Zunächst wird auf die Definition von ADS und ADHS eingegangen und die verschiedenen Problematiken werden beschrieben. Die Entstehung, Diagnostik und Medikation sind kurz aber umfassend genug beschrieben. Man erhält einen guten Überblick über das Störungsbild und seine Auswirkungen.
Der Praxisteil ist sehr ausführlich beschrieben und es werden zahlreiche, realistische Schulsituationen exemplarisch dargestellt:
- Verdacht und Kriterien
- Elterngespräche
- Zusammenarbeit mit dem Schüler
- Situationen im Unterricht; sowohl „Träumer“ als auch „Zappelphilipp“
- Belohnungen
- Konsequenzen
- Schulhof
- Umgang mit Eskalationen
- Teilleistungsschwäche wie LRS oder Dyskalkulie
Die jeweiligen Kapitel enthalten neben einer genauen Beschreibung und Tipps für die Lehrkraft auch konkrete Hilfepläne oder Kärtchen. Diese Blätter können mit Hilfe der beiliegenden CD einfach ausgedruckt und laminiert werden. Nach Absprache mit den Eltern und dem Schüler könnten sie direkt eingesetzt werden.
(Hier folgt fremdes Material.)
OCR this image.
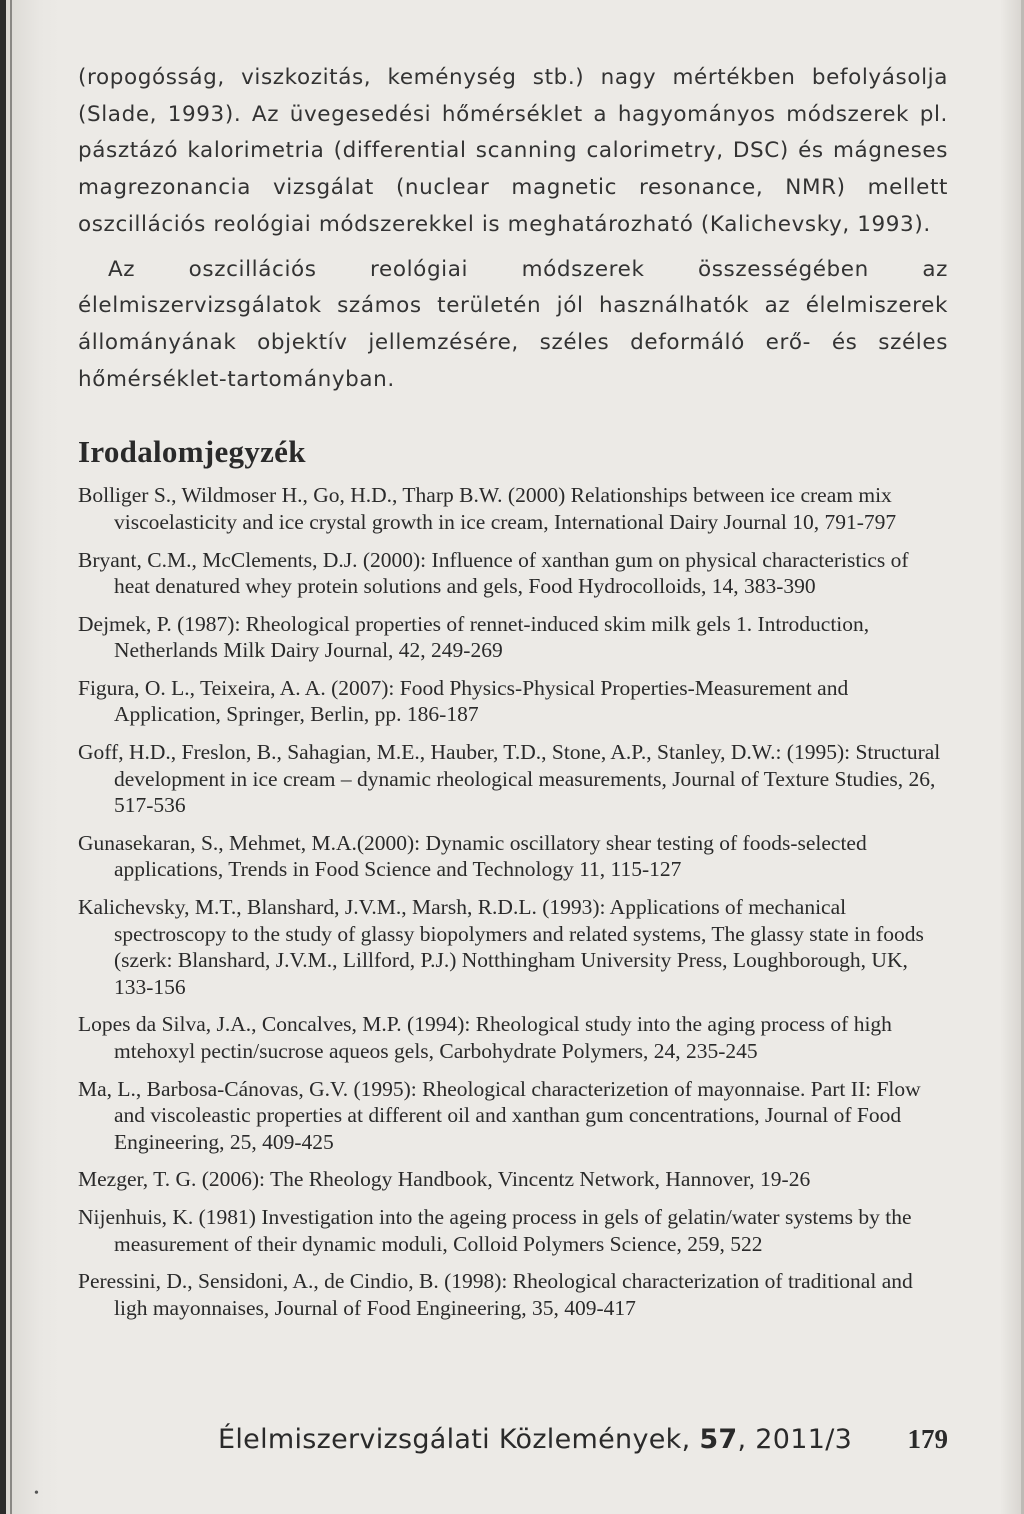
(ropogósság, viszkozitás, keménység stb.) nagy mértékben befolyásolja (Slade, 1993). Az üvegesedési hőmérséklet a hagyományos módszerek pl. pásztázó kalorimetria (differential scanning calorimetry, DSC) és mágneses magrezonancia vizsgálat (nuclear magnetic resonance, NMR) mellett oszcillációs reológiai módszerekkel is meghatározható (Kalichevsky, 1993).

Az oszcillációs reológiai módszerek összességében az élelmiszervizsgálatok számos területén jól használhatók az élelmiszerek állományának objektív jellemzésére, széles deformáló erő- és széles hőmérséklet-tartományban.

Irodalomjegyzék
Bolliger S., Wildmoser H., Go, H.D., Tharp B.W. (2000) Relationships between ice cream mix viscoelasticity and ice crystal growth in ice cream, International Dairy Journal 10, 791-797
Bryant, C.M., McClements, D.J. (2000): Influence of xanthan gum on physical characteristics of heat denatured whey protein solutions and gels, Food Hydrocolloids, 14, 383-390
Dejmek, P. (1987): Rheological properties of rennet-induced skim milk gels 1. Introduction, Netherlands Milk Dairy Journal, 42, 249-269
Figura, O. L., Teixeira, A. A. (2007): Food Physics-Physical Properties-Measurement and Application, Springer, Berlin, pp. 186-187
Goff, H.D., Freslon, B., Sahagian, M.E., Hauber, T.D., Stone, A.P., Stanley, D.W.: (1995): Structural development in ice cream – dynamic rheological measurements, Journal of Texture Studies, 26, 517-536
Gunasekaran, S., Mehmet, M.A.(2000): Dynamic oscillatory shear testing of foods-selected applications, Trends in Food Science and Technology 11, 115-127
Kalichevsky, M.T., Blanshard, J.V.M., Marsh, R.D.L. (1993): Applications of mechanical spectroscopy to the study of glassy biopolymers and related systems, The glassy state in foods (szerk: Blanshard, J.V.M., Lillford, P.J.) Notthingham University Press, Loughborough, UK, 133-156
Lopes da Silva, J.A., Concalves, M.P. (1994): Rheological study into the aging process of high mtehoxyl pectin/sucrose aqueos gels, Carbohydrate Polymers, 24, 235-245
Ma, L., Barbosa-Cánovas, G.V. (1995): Rheological characterizetion of mayonnaise. Part II: Flow and viscoleastic properties at different oil and xanthan gum concentrations, Journal of Food Engineering, 25, 409-425
Mezger, T. G. (2006): The Rheology Handbook, Vincentz Network, Hannover, 19-26
Nijenhuis, K. (1981) Investigation into the ageing process in gels of gelatin/water systems by the measurement of their dynamic moduli, Colloid Polymers Science, 259, 522
Peressini, D., Sensidoni, A., de Cindio, B. (1998): Rheological characterization of traditional and ligh mayonnaises, Journal of Food Engineering, 35, 409-417
Élelmiszervizsgálati Közlemények, 57, 2011/3 179
•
Zusätzlich zu den bereits gestalteten Materialien sind hilfreiche Tipps für die Lehrkraft enthalten, wie der persönliche Umgang mit dem ADHS betroffenen Schüler optimal aussehen kann. Eine positive Beziehung zwischen Lehrkraft und Schüler wird korrekterweise als sehr wichtig dargestellt. Die im Umgang mit den herausfordernden Kindern mit ADHS notwendige Abgrenzung wird ebenfalls beschrieben. Nicht persönlich nehmen, wenn mal das eine oder andere unfreundliche Wort fällt. Der Schüler meint es keineswegs böse, sondern kann manchmal einfach nicht anders. Die positive Haltung gegenüber den Kindern -durchgängig in allen Schulen – das wäre großartig!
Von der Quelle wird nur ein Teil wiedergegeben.